Facebook、インタラクティブ・ライブ動画事業に注力か? スタートアップ「Videpresso」を買収

 SNS最大手Facebookが、またひとつスタートアップを買収した。InstagramやOculusといった企業名を挙げればわかるように、買収された企業は後々Facebookの重要なビジネスを担うことになる。今回買収された企業が担うビジネスも、最近、Facebookが注力しているものに関係している。

ライブ動画をインタラクティブにするVidepresso

 US版TechCrunchは14日、Facebookがアメリカ・ユタ州に拠点をおくスタートアップVidepressoを買収したと報じた。創業して6年になる同社は、ライブ動画に投票機能、コメントの表示、グラフィック等を追加してインタラクティブなコンテンツにできる動画制作ツールを開発している(トップ画像と以下の動画参照)。

Vidpresso:LIVE | The Leader in Live Streaming - Sizzle Reel 2017

 買収額は明らかにされていないが、Instagramを買収した時の7億1,500万ドル(約800億円)、あるいはOculusを買収した時の30億ドル(約3,300億円)といった大きな金額は動いていないと推測される。というのも、Videpressoの資本金が大きくないことがわかっているからだ。2014年、同社はベンチャーキャピタルのY Combinatorから12,000ドル(約130万円)出資してもらったほか、複数のエンジェル・ファンドから資金を調達していた。この出資額からわかるように、同社は大型出資を受けた投資家垂涎のスタートアップ、というわけではなかったようだ。

 なお、今回買収されるのは同社の開発チームと開発した動画制作ツールであって、同社自体は引き続き存続する、とのこと。おそらくはInstagramやOculusのように、企業名を残しながらFacebookの傘下に入る、ということになるだろう。

買収の背景

 今回の買収は、Facebookが提供しているライブ動画配信サービスの充実を狙ったもの、というのが大方の見方だ。2016年にiPhone向けに提供したのを皮切りに、現在ではPCからも利用可能な同サービスに関しては、現在までに35億件のライブ動画が視聴されたと言われている。この件数は、Facebookで視聴された通常の動画の6倍にのぼる。

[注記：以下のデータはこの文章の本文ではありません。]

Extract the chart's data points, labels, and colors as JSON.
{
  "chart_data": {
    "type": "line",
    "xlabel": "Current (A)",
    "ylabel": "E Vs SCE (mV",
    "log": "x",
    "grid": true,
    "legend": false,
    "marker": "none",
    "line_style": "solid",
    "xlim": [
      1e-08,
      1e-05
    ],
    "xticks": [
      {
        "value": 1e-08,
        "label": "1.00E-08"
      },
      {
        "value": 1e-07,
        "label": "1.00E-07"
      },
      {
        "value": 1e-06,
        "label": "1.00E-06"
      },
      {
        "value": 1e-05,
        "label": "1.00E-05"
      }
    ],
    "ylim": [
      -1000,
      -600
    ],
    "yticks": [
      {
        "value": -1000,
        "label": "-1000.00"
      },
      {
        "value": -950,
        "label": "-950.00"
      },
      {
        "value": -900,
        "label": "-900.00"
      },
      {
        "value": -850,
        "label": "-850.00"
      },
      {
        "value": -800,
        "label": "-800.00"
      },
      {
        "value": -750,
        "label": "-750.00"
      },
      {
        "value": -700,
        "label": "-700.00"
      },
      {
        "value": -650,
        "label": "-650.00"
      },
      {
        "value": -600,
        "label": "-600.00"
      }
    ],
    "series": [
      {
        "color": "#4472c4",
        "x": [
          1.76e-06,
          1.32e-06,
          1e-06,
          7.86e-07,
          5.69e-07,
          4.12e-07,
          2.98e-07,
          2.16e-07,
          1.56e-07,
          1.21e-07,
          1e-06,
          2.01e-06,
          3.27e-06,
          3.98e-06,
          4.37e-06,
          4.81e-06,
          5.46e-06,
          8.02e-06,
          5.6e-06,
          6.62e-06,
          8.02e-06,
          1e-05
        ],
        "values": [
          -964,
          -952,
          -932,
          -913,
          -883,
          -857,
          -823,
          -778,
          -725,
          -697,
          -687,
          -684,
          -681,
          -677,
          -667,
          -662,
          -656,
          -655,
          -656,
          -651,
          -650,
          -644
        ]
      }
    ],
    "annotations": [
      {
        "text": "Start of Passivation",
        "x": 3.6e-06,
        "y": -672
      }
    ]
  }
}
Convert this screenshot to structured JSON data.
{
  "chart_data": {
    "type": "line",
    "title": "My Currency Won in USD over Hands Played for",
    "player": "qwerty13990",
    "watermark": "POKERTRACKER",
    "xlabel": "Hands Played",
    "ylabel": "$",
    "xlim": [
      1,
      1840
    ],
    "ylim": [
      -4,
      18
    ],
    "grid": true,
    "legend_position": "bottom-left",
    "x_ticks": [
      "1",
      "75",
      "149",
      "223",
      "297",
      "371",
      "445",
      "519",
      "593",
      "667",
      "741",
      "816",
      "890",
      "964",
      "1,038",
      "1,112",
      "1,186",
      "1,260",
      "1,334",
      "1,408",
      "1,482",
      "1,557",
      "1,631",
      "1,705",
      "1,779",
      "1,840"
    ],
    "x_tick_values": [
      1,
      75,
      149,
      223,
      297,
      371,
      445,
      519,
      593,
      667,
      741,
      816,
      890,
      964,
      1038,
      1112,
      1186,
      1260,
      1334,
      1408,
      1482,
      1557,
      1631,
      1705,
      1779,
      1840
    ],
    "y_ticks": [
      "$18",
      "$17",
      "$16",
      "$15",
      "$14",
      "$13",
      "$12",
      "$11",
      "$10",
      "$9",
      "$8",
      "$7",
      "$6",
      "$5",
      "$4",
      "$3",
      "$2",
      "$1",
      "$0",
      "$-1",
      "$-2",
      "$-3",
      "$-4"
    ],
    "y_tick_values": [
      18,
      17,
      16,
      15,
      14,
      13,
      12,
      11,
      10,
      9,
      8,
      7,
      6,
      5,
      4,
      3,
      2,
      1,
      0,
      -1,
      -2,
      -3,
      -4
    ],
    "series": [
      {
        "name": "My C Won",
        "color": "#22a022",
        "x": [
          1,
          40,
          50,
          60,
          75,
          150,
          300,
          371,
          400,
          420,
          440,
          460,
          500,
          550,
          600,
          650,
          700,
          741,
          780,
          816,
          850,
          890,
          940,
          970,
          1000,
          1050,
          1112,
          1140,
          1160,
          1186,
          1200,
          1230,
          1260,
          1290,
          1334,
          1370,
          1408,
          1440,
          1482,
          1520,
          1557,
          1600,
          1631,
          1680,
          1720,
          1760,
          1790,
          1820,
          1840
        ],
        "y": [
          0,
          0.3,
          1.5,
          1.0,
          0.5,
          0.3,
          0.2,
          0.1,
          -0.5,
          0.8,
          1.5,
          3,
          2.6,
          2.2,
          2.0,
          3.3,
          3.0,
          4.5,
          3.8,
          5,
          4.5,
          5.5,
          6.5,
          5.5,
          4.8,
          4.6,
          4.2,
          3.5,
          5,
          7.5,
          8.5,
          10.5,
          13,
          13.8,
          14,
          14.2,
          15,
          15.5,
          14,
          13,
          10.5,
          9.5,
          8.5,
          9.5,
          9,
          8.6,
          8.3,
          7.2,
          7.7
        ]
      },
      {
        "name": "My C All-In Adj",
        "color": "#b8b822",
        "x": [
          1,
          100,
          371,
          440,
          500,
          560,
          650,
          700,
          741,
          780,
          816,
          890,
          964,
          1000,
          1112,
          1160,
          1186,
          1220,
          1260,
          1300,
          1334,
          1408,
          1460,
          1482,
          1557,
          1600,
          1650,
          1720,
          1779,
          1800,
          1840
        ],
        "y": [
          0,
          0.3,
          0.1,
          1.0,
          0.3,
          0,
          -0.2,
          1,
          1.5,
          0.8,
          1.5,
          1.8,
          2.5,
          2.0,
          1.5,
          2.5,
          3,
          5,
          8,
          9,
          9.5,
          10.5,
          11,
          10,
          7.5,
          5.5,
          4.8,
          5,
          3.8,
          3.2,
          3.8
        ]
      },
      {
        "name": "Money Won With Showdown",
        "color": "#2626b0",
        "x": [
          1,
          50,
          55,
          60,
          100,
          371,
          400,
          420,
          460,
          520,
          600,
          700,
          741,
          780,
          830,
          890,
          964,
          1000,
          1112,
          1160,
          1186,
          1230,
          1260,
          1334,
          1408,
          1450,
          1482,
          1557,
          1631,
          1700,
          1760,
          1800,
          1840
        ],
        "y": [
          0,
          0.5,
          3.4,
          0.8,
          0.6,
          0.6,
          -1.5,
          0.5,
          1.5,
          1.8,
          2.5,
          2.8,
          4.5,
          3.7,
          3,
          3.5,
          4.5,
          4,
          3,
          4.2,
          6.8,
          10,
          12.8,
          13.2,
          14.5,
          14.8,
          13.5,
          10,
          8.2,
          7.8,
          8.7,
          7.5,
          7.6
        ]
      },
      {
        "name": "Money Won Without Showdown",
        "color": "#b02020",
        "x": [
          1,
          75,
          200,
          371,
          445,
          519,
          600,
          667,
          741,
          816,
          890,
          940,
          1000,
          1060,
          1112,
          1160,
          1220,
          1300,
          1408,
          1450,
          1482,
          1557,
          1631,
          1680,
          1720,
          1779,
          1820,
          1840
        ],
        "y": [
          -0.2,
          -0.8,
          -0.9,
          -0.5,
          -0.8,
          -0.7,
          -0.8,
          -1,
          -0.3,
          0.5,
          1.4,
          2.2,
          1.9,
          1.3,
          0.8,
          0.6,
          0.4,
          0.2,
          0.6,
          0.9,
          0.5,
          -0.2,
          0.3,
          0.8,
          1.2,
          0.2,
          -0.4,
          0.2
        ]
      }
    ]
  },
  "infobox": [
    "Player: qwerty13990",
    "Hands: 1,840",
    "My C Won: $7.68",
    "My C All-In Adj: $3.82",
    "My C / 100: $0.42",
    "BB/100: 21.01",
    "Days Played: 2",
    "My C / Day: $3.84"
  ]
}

 そんな大きな成功を収めている同サービスも、YouTubeがアンケート機能を実装したことに見られるように、近年のトレンドとも言える動画にインタラクティブな機能を求める市場のニーズに応えなければ、継続した成長は望めない。こうした市場のニーズに応えるために、Videprssoを買収してインタラクティブ動画制作ツールを手に入れた、と見られる。

 今回の買収に関して、Videpressoは公式サイトのトップ画面にコメントを掲載している。そのコメントでは、Facebook傘下となることで同社のツールをより多くのユーザに提供できるようになる、と述べている。また、同社にはすでにBuzzFeedやTEDといった有名メディアのパートナーがいることも伝えている。Facebookは、以上の有名メディアとも間接的につながることとなる。